Once the bodies of The Syndicate members were piled and lit ablaze, the admiral shook his head sadly. He had planned on letting the women surrender, but the stubborn islanders would have none of it. One of his officers informed him that the womenfolk had taken at least twice their number with them in the sacking of the small island fortress.
One of the ship’s captains walked up behind him as the funeral pyre burned. “I’ll be damned, a Mer spy outpost off the southern coast of Kalt just as Myrlman had said, though as to why there was Quaji folk, a dwarf and gnome amongst them, I’ve no idea.”
The admiral turned to the captain. “How many?”
The officer cleared his throat uncomfortably. “One hundred and forty-seven lost at sea, two ships sunk. One hundred and twelve lost at the harbor with five ships scuttled on the rocks, sir.”
The admiral went from looking at the officer to staring at the pyre burning in front of him. “And how many of our fine men did these brave folks take with them?”
The captain hung his head after reading the number on the parchment in his hand. “One hundred and eight in the tunnels, another thirty-two in the stairwell, sir.”
The admiral spat at the ground in disgust. “Well, it’s done. Nearly four hundred of our city’s men lost for the effort. Never have I seen such slaying. Burn the scuttled ships, tell the men we depart at once. Let us hope this whole plan falls together for Myrlman, and our people will be better off for this sacrifice as he says they will be.”
*****
Making their approach from the western side of Quaj was Turin Deadeye and his three-person crew. They sailed on the sleek and narrow schooner Open Ocean and could see the smoke coming from Lodestar Island as soon as it came into view over the horizon.
“I fear for our compatriots,” Turin said from the bow of the ship.
His heart sinking into his stomach, he turned to his crew. “Prepare to make a run. We may be sailing into a trap.”
The Open Ocean sailed a sweeping curve around to the island’s far side, hoping to stay far from any threat. If an enemy vessel still at the island spotted them, they could outrun it easily, already having some distance between them.
Turin still stood on the ship’s bow with a spyglass held to his eye. He closed it and stepped down to the main deck. “Take us in. There are no threats I can see from here.”
Tears rolled down the elf’s weathered face. “I think we will be the only ones alive on the island.”
The Open Ocean tied off to the remains of the dock, and Turin bid the crew stay prepared to flee at once.

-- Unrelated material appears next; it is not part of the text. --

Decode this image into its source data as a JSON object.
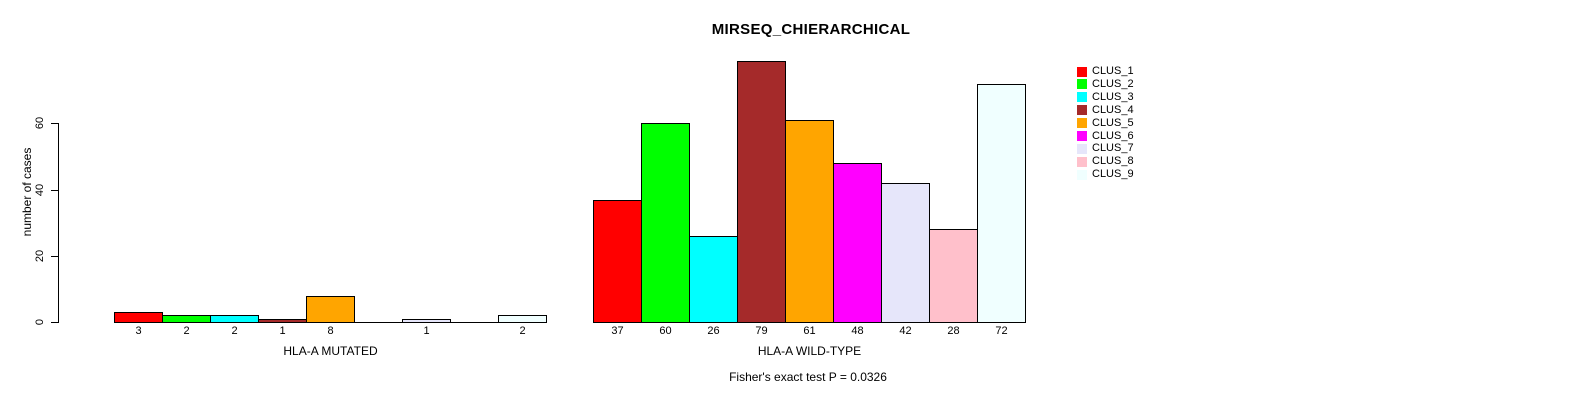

The scuttled ships had been burning for hours and would burn for a day yet. Tatters of Tuath standards and uniforms littered the lava rocks around him as he made his way to and through the lighthouse and into the courtyard.

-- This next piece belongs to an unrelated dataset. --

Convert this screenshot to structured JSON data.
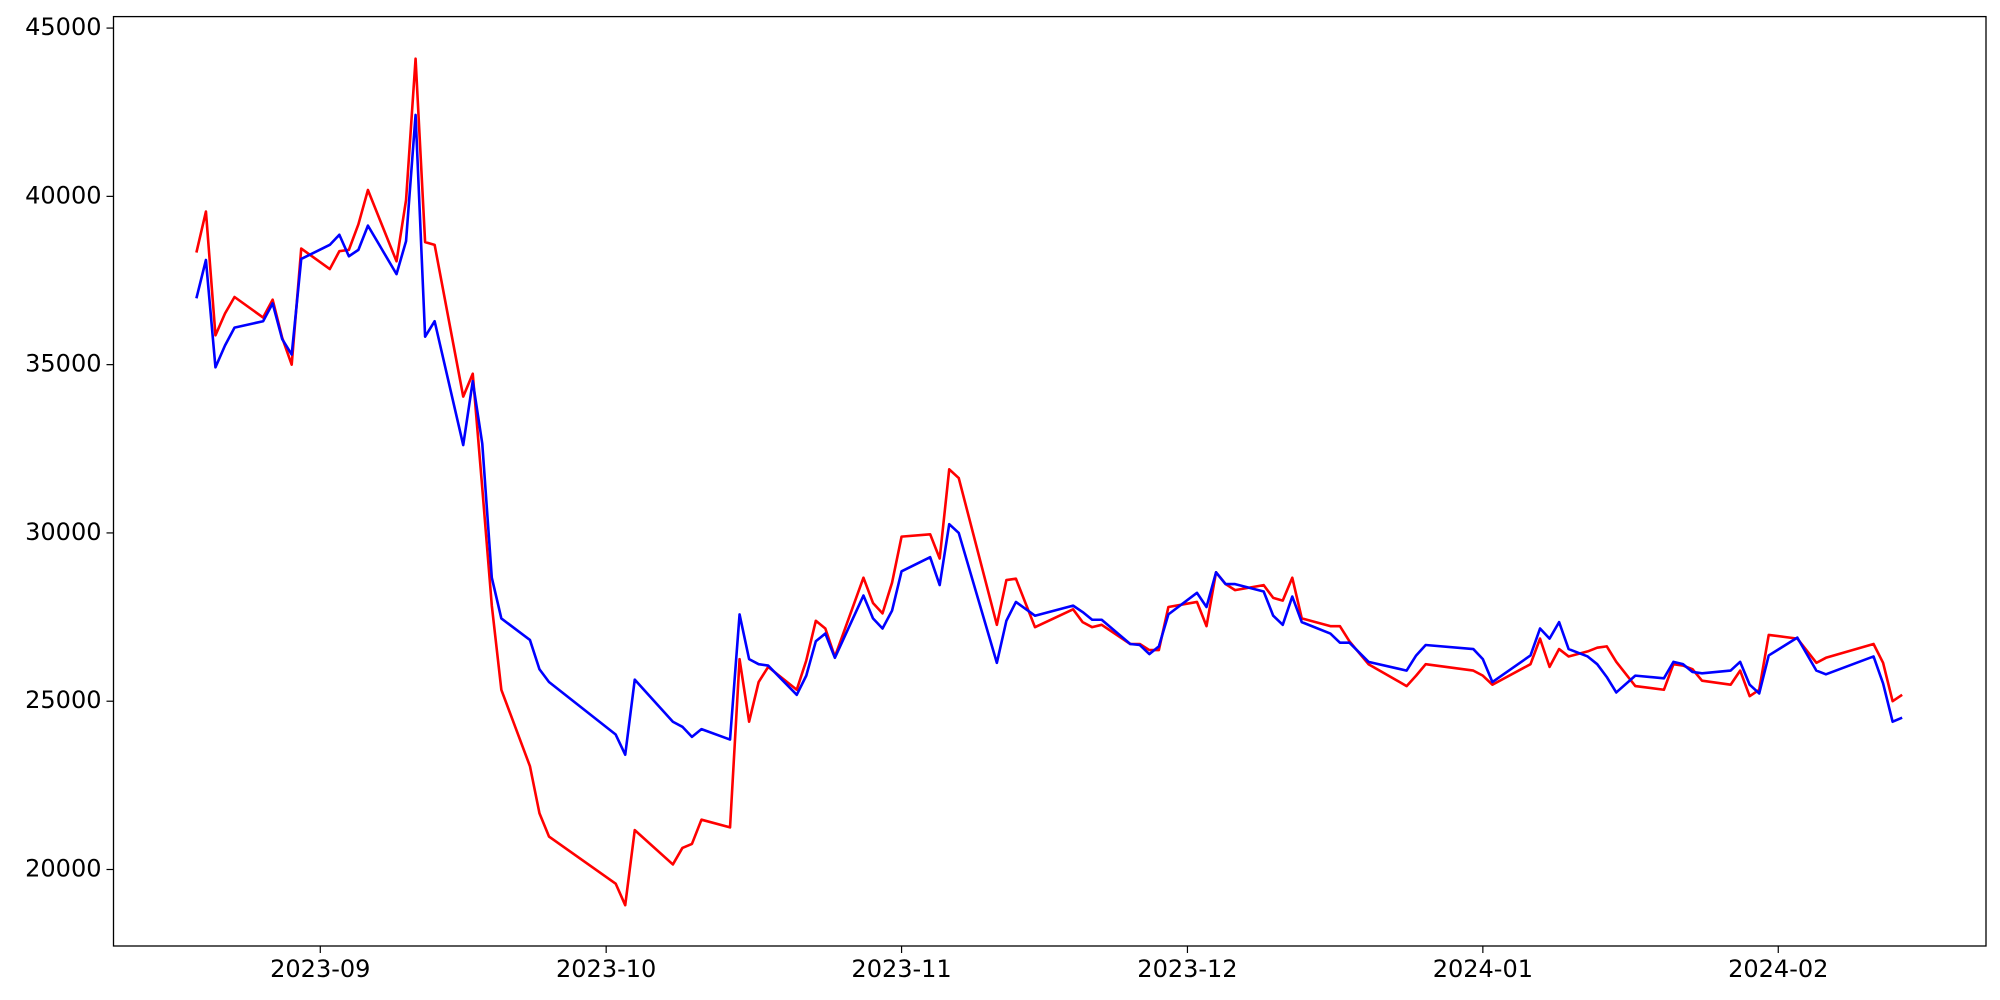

Turin Deadeye had seen the deaths of hundreds of friends and enemies over his centuries-long career, but he could not help but weep like a babe when he made the courtyard and saw the smoldering pyre at the center. He wanted to run away and turn his back on the people he felt he had personally doomed to die.
He could not help but think if he had just planned better, designed their system better, that his Syndicate family would be here now to warmly greet him instead of the dreadful nightmare before him.
Tears continued to stream down his cheeks as he made his way into the stone hall at the far end and up to the Navigator’s office.
He could not believe the amount of blood in the stairwell and the tunnel leading to it. The ancient elf, a veteran of countless battles, was visibly shaking with grief as he walked through the ankle-high lake of blood.
Despite the carnage before and behind him, there was small comfort that the contents of the Navigator’s office lay completely burned in ruin. The courageous acts of those who lived and died on the island had saved their fellow operatives on Quaj.